The signature jewel in the cultural crown of North Central Washington, the Wenatchee Symphony Orchestra, completed, last month, its Diamond Anniversary season.
Seventy-five years ago, in 1947, a group of classical musicians gathered, at what was then the Wenatchee Junior College, to rehearse for a series of free concerts played in Wenatchee’s Liberty Theatre on Mission Street. Today, the full-sized orchestra’s home is the Numerica Performing Arts Center (PAC); it perennially takes on an ambitious repertoire of musical performances.
After a tumultuous end to its 2019-20 season, followed by a year of online concerts in 2020-21, all due to Covid-19, the Orchestra kicked off the 2021-22 season last October with an audience – both in-person at the PAC and livestreamed over the internet. That hybrid model continued throughout the season.
The highlights of that first concert, in its “Diamonds” themed season, included a Haydn cello concerto and Mozart’s 29th Symphony. The core of the season concerts followed in November, February, and April, featuring iconic pieces by some of the great master composers, including Dvorak, Shostakovich, and Tchaikovsky. Performances also included works by lesser known, but no lesser inspiring or worthy artists such as Mazzoli and Okoye.
In addition to what the Orchestra calls its “core concert dates,” there are also a series of “special concerts,” that annually include Tchaikovsky’s The Nutcracker in December and the Independence Day Fireworks Concert on the banks of Columbia River on the 4th of July. The 75th anniversary season also included an “Outdoor Pops” concert on Mother’s Day, and, in January, a performance aimed at the youngest attendees: Mozart’s Magical Voyage.

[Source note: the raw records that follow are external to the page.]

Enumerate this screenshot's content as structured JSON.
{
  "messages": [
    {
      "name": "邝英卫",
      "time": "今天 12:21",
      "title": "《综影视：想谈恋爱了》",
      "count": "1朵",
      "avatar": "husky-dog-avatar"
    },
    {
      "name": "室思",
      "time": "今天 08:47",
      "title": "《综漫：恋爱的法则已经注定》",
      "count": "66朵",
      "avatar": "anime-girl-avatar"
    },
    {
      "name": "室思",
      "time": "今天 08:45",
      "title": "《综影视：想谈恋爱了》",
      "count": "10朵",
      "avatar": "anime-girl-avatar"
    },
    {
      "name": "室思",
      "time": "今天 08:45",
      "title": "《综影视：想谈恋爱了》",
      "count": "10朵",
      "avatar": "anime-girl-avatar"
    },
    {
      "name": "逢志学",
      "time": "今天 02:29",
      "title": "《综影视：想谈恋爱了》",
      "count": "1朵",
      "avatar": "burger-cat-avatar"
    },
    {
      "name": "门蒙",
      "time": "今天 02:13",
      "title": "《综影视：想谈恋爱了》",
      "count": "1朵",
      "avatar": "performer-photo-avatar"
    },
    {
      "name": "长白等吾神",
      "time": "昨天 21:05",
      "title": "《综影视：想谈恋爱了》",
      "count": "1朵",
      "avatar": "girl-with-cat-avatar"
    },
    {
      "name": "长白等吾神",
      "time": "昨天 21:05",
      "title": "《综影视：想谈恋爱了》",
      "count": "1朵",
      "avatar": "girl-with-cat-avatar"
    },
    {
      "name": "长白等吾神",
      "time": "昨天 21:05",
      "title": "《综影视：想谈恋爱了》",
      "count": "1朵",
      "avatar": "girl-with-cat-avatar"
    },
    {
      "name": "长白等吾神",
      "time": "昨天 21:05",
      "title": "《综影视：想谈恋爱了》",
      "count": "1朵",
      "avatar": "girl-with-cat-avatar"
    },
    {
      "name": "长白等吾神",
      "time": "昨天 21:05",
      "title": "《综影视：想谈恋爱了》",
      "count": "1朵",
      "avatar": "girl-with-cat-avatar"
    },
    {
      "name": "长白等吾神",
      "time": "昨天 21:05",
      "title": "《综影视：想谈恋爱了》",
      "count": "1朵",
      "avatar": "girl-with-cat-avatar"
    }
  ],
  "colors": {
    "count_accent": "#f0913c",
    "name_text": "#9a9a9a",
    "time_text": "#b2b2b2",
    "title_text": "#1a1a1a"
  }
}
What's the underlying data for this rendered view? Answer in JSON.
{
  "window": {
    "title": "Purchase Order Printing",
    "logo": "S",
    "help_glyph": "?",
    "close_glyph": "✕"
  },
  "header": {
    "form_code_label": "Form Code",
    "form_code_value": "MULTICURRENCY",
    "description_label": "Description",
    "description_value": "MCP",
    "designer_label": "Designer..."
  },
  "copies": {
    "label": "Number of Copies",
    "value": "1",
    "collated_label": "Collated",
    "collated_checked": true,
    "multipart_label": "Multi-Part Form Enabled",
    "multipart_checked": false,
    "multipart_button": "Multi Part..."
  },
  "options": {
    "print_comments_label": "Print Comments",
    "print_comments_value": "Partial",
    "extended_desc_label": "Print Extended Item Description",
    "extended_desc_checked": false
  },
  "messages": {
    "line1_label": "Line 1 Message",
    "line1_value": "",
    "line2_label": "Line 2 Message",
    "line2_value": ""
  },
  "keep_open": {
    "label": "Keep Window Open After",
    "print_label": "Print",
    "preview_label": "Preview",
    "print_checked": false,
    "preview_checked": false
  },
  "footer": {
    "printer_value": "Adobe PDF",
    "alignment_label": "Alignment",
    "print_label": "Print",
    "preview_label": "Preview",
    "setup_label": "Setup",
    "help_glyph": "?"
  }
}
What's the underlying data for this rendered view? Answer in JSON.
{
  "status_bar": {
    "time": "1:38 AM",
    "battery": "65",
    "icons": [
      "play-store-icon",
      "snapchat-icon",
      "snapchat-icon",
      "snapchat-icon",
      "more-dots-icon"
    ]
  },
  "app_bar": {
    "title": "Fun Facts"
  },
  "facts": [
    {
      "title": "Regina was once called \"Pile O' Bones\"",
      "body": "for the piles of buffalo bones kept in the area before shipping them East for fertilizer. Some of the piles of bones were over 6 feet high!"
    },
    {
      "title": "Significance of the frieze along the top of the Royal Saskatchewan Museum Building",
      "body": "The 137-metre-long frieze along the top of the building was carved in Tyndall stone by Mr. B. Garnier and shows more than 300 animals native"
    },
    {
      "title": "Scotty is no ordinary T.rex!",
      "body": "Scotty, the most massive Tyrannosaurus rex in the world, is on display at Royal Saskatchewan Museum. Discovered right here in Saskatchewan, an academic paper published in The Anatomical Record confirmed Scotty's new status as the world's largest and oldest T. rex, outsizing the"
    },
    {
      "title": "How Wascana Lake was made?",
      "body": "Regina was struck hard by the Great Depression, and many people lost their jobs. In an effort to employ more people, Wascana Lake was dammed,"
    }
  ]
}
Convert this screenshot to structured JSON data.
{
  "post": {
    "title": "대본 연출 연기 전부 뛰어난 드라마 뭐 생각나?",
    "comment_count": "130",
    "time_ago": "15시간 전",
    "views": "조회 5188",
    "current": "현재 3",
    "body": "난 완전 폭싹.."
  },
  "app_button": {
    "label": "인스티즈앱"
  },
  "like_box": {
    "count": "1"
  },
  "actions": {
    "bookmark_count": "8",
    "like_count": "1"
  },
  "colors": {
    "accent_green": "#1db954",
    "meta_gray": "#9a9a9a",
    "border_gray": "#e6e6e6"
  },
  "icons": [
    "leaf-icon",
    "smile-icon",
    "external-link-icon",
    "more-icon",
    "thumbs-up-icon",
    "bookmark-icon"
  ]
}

“For sure my favorite work this season was Handel’s Messiah, which we performed with the Columbia Chorale,” stated Michelle Vaughn, concertmaster (and librarian) of the Symphony Orchestra. “We initially prepared that concert over the winter of 2019-2020 with the [Columbia] Chorale and soloists. It was a lot of hard, collaborative work, and we were prepared to present it in March [of 2020]. Then we were shut down because of Covid. It was heartbreaking. However, we rebooted it this past April. It was a notable and wonderful concert. It’s surely one of the most beautiful pieces ever created, and is about rebirth – the Resurrection. It was a rebirth for us, too: a rebirth of the Orchestra and audiences post-Covid restrictions. It really was moving.”
Sophomore Caroline Menna, a regular symphony concertgoer, attended that concert, as well as two others this past season. Menna echoed Vaughn’s sentiments stating that “it was really nice to be able to attend concerts – including the symphony – in person again after such a long time away. Being there is an incomparable experience. The emotion brought out by the musicians to the seated audience is visceral.”
“I mean, I love Taylor Swift and Harry Styles as much as anyone,” continued Menna as she spoke to why classical music is for everyone, including high school students. “I’ve seen the Lumineers, the Rolling Stones, the Avett Brothers, the Head and the Heart and many others live at The Gorge and Red Rocks and other great venues; those shows were amazing. Equally amazing though, is a great classical music symphony played by a talented orchestra like the Wenatchee Symphony. I think there is room in all of us for more than one type of music genre. On a cold evening, nothing beats a nice dinner followed by sitting in a cozy, warm concert hall to listen to a performance of timeless music.”
Vaughn, also a music teacher in the Wenatchee School District, relayed another argument in favor of getting acquainted with classical music: “Attuning oneself to classical music has so many little benefits. As I watched recently with my husband the latest Avengers movie, I noted to him that it ended with Beethoven's 7th Symphony playing. It made me smile to think what Beethoven would have thought had he known his music would be used in a futuristic movie, if he could even contemplate such a thing.” Vaughn continued her evangelizing of attending the Symphony Orchestra by reminding all “that it is not quite as stuffy as you may imagine, especially here in Wenatchee. It’s so easy: free parking, nearby restaurants, no intimidation, even spur of the moment availability. We are always excited to have new audience members.”
The success of the Wenatchee Valley Symphony Orchestra’s 2021-22 season will, of course, be followed by its 76th - themed “American Beauty.” The coming season will feature music about the “New World” from the likes of Mozart and Falla and music from the “New World” from the likes of well-loved, home-grown composers such as Aaron Copeland. If you regularly attend the symphony, you have another inspiring season to which you can look forward, beginning in September. If attending the symphony would be a novel outing, the coming season is an inviting one. Classical music, in the symphony setting, combines history, performance, and a composer’s imagination to create an expansive and rewarding listening experience for any attendee.